Some extracts from the evidence session last week:

“The decision to process asylum claims in the barracks with no safeguards to ensure proper access to legal advice, then you’re layering on top of an already unlawful, inadequate arrangements, a further risk of further inadequacy. And so the only inference you could really draw from the state of play at the moment is that the Home Secretary simply doesn’t know whether or not the use of the barracks is lawful and can be used lawfully.”

Shu Shin Luh – Barrister, Doughty Street Chambers


“It has appeared to me that the Home Office had been using the judicial review process and lawyers as almost a way of identifying who shouldn’t be in the barracks” ….. “one of my clients was texting us late at night expressing suicidal thoughts and that if we didn’t get him out of there he couldn’t go on.“ Regarding asylum seekers transferred from Napier barracks to Tinsley House Immigration Removal Centre for ‘bail accommodation’ …“They felt like they were in prison because that’s exactly exactly where they were. … If a person who approaches the local authority is homeless and out of a homelessness duty, you wouldn’t put them in a prison because it happened to be some spare beds there”

Clare Jennings – Mathew Gold & Co. Solicitors


In relation to the New Plan for Immigration and the Nationality and Borders Bill introduced this week … “These plans will include proposals for reception centres to provide basic accommodation while processing the claims of asylum seekers. What is happening in Napier at the moment fits that description … what we seem to have in Napier is a reception centre without any procedural safeguards. A key one would be to ensure that people have access to a lawyer at a sufficiently early stage”

Sonia Lenegan – Immigration Law Practitioners’ Association


“74% of the people we’ve spoken to said that they have a bad or very bad health in general and 70% are diagnosed with psychological conditions” … “we spoke to a man who had begun to experience severe stomach pain, but there was no action for 24 hours by the by the staff members on the site. And after 24 hours, an ambulance was called and the man was taken to a hospital and diagnosed with a medical condition which, if untreated, could easily lead to life threatening medical complications. The man was offered surgery, but he refused to take the surgery because he thought that he wouldn’t take care of himself in the recovery stage when he was sent to the barracks”
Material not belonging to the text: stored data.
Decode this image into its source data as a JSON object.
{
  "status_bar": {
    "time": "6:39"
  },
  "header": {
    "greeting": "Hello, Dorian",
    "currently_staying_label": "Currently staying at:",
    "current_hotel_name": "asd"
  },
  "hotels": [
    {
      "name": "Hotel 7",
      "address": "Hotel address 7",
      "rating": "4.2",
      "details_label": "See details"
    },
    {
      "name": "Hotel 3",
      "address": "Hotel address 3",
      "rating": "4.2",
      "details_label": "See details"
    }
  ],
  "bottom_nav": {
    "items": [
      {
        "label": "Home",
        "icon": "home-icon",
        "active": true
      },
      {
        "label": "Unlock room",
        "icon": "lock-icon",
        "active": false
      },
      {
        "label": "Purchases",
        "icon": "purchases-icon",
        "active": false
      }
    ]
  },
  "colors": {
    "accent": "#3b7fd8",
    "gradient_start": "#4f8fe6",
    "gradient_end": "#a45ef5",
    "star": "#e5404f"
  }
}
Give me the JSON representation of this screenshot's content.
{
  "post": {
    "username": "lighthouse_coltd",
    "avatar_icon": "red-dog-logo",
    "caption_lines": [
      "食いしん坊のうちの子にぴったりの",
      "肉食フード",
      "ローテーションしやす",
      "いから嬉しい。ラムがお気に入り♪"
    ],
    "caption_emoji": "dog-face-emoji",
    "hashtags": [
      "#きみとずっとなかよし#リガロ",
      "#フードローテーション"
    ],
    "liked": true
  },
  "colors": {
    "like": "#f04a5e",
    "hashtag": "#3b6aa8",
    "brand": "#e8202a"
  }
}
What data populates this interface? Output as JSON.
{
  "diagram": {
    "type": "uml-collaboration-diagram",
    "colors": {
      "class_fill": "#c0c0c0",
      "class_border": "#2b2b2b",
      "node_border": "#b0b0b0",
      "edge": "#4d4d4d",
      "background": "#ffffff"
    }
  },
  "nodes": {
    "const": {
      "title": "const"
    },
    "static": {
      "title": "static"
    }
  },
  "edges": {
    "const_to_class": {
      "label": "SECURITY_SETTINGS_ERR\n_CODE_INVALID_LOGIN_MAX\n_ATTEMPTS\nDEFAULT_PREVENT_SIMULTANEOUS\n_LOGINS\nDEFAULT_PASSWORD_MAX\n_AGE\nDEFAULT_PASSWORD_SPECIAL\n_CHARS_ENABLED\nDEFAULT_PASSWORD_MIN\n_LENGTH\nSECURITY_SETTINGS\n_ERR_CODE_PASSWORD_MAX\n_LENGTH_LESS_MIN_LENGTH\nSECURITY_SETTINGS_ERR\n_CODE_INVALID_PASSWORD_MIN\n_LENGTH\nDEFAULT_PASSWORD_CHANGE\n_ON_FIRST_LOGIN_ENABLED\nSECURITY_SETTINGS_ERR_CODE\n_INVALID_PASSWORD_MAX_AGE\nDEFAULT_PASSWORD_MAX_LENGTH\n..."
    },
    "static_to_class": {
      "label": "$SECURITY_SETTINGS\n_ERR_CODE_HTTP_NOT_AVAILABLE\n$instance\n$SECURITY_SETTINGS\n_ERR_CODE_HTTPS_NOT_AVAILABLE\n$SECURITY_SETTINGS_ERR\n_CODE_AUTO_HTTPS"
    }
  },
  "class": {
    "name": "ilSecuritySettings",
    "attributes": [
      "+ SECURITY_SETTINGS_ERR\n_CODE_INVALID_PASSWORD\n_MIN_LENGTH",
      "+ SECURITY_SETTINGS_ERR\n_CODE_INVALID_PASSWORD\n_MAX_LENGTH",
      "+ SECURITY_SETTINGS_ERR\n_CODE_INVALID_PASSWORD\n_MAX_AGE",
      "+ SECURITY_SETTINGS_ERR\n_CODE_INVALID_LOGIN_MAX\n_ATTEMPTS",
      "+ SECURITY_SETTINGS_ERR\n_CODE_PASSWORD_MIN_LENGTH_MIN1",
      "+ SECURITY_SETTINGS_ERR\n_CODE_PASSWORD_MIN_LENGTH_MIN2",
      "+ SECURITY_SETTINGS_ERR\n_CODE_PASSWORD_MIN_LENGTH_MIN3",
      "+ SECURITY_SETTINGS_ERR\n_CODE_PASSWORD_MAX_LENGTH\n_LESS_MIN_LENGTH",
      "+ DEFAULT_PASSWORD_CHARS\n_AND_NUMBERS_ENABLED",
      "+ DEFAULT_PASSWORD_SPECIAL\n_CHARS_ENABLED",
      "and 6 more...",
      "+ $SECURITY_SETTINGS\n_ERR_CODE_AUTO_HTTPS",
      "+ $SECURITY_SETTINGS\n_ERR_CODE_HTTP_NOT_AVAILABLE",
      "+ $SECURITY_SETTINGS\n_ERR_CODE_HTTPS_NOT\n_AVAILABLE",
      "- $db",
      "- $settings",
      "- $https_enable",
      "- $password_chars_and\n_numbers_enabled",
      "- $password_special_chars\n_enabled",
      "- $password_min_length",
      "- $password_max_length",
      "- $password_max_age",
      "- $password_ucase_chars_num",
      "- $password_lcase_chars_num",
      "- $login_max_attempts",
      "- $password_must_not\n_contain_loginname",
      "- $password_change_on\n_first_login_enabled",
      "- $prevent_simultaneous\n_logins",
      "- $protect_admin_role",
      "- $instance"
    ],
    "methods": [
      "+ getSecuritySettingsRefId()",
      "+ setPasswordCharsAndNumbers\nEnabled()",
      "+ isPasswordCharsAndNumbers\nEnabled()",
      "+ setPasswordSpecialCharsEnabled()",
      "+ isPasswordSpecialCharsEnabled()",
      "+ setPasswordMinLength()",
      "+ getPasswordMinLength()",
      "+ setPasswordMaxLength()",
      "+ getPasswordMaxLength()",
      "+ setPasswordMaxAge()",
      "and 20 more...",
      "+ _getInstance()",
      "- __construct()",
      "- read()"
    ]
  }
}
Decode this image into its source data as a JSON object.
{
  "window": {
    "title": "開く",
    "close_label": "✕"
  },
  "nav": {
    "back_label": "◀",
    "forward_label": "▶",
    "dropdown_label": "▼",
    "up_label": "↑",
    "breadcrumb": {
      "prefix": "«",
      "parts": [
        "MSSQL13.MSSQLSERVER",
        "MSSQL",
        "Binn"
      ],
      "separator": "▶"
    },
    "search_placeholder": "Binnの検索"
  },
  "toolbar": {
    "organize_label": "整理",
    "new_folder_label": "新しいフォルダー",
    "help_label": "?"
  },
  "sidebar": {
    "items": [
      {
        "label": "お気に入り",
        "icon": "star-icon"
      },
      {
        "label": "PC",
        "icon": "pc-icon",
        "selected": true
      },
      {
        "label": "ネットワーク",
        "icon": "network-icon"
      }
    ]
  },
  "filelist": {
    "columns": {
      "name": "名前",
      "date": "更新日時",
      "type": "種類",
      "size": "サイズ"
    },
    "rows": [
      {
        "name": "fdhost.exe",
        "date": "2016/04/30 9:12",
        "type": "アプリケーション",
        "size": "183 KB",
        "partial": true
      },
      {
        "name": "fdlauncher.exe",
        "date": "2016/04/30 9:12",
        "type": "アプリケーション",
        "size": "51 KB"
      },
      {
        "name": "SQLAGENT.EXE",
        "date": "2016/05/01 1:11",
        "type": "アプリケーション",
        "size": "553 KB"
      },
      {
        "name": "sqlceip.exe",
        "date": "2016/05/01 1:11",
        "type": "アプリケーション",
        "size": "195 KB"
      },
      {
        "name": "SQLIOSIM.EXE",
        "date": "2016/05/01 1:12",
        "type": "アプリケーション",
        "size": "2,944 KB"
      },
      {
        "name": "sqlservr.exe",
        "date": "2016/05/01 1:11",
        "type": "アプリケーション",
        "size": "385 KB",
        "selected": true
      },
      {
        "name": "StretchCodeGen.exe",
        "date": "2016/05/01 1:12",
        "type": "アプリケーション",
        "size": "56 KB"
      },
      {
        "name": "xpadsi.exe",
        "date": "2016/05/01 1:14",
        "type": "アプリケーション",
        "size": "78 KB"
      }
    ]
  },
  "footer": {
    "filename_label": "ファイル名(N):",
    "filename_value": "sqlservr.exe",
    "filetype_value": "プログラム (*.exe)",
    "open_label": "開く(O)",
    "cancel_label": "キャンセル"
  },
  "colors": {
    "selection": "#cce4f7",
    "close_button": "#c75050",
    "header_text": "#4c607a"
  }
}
Dr Yusuf Cifti – Policy and Advocacy Manager, Doctors of the World


“If somebody has to pass the barrier of the nurse in the camp who they see as a state employee, an agent of the state, and the very nature of torture is that it destroys your trust in the state.”

Dr Juliet Cohen – Freedom from Torture


“All of them at Napier reported having felt depressed since they arrived there and a third of them said they had felt suicidal” … “the screening processes are not fit for purpose. … we’re not aware of any form of safeguarding provision for mental health”

Dr Jill O’Leary – Helen Bamber Foundation


“There’s virtually no screening program for identifying mental health vulnerabilities for this group” … “You don’t even have primary mental healthcare” … “healthcare is bordering on nonexistent”

Dr Piyal Sen – Member, Working Group on the Mental Health of Asylum Seekers and Refugees, Royal College of Psychiatrists


Described “unbelievably inhumane conditions” and an “unacceptable and shameful situation for this group of vulnerable human beings”

Mary Foy MP


“It is very concerning that the UK Government has described asylum seekers being accommodated at the barracks as “not analogous to British Citizens” and that “less generous” support is therefore available to them. We have seen how this has translated into real harm suffered by real people who are vulnerable and have sought safety in this country.
There is a widely held belief that the barracks are being used as a model on which to base the ‘asylum reception centres’ outlined in the UK Government’s recently published New Plan for Immigration. The APPG’s inquiry comes at a crucial time, and I believe its findings will speak to the fairer and more just society that many of us want to be.”